El caso Kitchen investiga el uso de fondos reservados y recursos del Ministerio del Interior entre 2013 y 2015 para arrebatar a Bárcenas documentos comprometedores que pudieran implicar a altos cargos del PP en la contabilidad paralela del partido.
En el banquillo de los acusados se sientan figuras clave de la administración Rajoy, destacando al exministro del Interior, Jorge Fernández Díaz, para quien la Fiscalía solicita 15 años de prisión, y su «número dos», el exsecretario de Estado de Seguridad, Francisco Martínez.
Testigos de alto voltaje
A pesar de que figuras como María Dolores de Cospedal y la exvicepresidenta Soraya Sáenz de Santamaría han sido citadas como testigos, la presión sobre el expresidente Rajoy se ha intensificado tras los testimonios de los investigadores policiales.

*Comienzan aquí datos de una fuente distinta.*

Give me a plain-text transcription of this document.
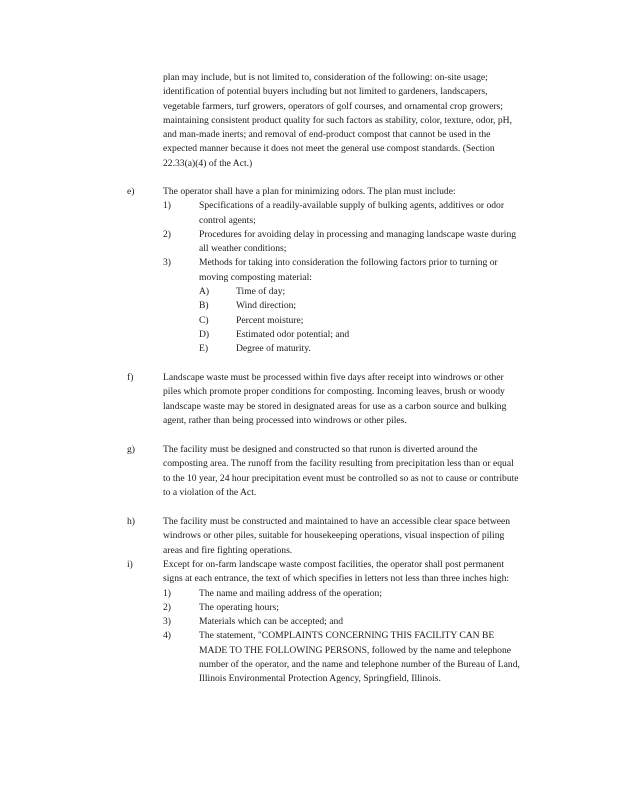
plan may include, but is not limited to, consideration of the following: on-site usage; identification of potential buyers including but not limited to gardeners, landscapers, vegetable farmers, turf growers, operators of golf courses, and ornamental crop growers; maintaining consistent product quality for such factors as stability, color, texture, odor, pH, and man-made inerts; and removal of end-product compost that cannot be used in the expected manner because it does not meet the general use compost standards. (Section 22.33(a)(4) of the Act.)

e)	The operator shall have a plan for minimizing odors. The plan must include:

1)	Specifications of a readily-available supply of bulking agents, additives or odor control agents;

2)	Procedures for avoiding delay in processing and managing landscape waste during all weather conditions;

3)	Methods for taking into consideration the following factors prior to turning or moving composting material:

A)	Time of day;

B)	Wind direction;

C)	Percent moisture;

D)	Estimated odor potential; and

E)	Degree of maturity.

f)	Landscape waste must be processed within five days after receipt into windrows or other piles which promote proper conditions for composting. Incoming leaves, brush or woody landscape waste may be stored in designated areas for use as a carbon source and bulking agent, rather than being processed into windrows or other piles.

g)	The facility must be designed and constructed so that runon is diverted around the composting area. The runoff from the facility resulting from precipitation less than or equal to the 10 year, 24 hour precipitation event must be controlled so as not to cause or contribute to a violation of the Act.

h)	The facility must be constructed and maintained to have an accessible clear space between windrows or other piles, suitable for housekeeping operations, visual inspection of piling areas and fire fighting operations.

i)	Except for on-farm landscape waste compost facilities, the operator shall post permanent signs at each entrance, the text of which specifies in letters not less than three inches high:

1)	The name and mailing address of the operation;

2)	The operating hours;

3)	Materials which can be accepted; and

4)	The statement, "COMPLAINTS CONCERNING THIS FACILITY CAN BE MADE TO THE FOLLOWING PERSONS, followed by the name and telephone number of the operator, and the name and telephone number of the Bureau of Land, Illinois Environmental Protection Agency, Springfield, Illinois.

El inspector jefe Gonzalo Fraga, líder de la investigación de Asuntos Internos, ratificó la semana pasada ante el tribunal que las agendas del excomisario José Manuel Villarejo contenían «hojas de ruta» claras que apuntaban hacia los niveles más altos de la dirección nacional del partido.
La defensa de la «ignorancia»
Hasta el momento, los cargos que han comparecido, como el exdirector general de la Policía, Ignacio Cosidó, han mantenido una línea de defensa similar: negar cualquier conocimiento de la operación o de los pagos al chófer de Bárcenas para actuar como confidente.
Sin embargo, las acusaciones populares (entre las que se encuentra el PSOE y Podemos) insisten en que una operación de tal envergadura, que movilizó a la cúpula policial y fondos públicos, difícilmente pudo ejecutarse a espaldas del entonces inquilino de la Moncloa. Con la declaración de Rajoy prevista para los próximos días, el juicio entra en su etapa más crítica, amenazando con reabrir las heridas de una de las etapas más oscuras de la corrupción en España.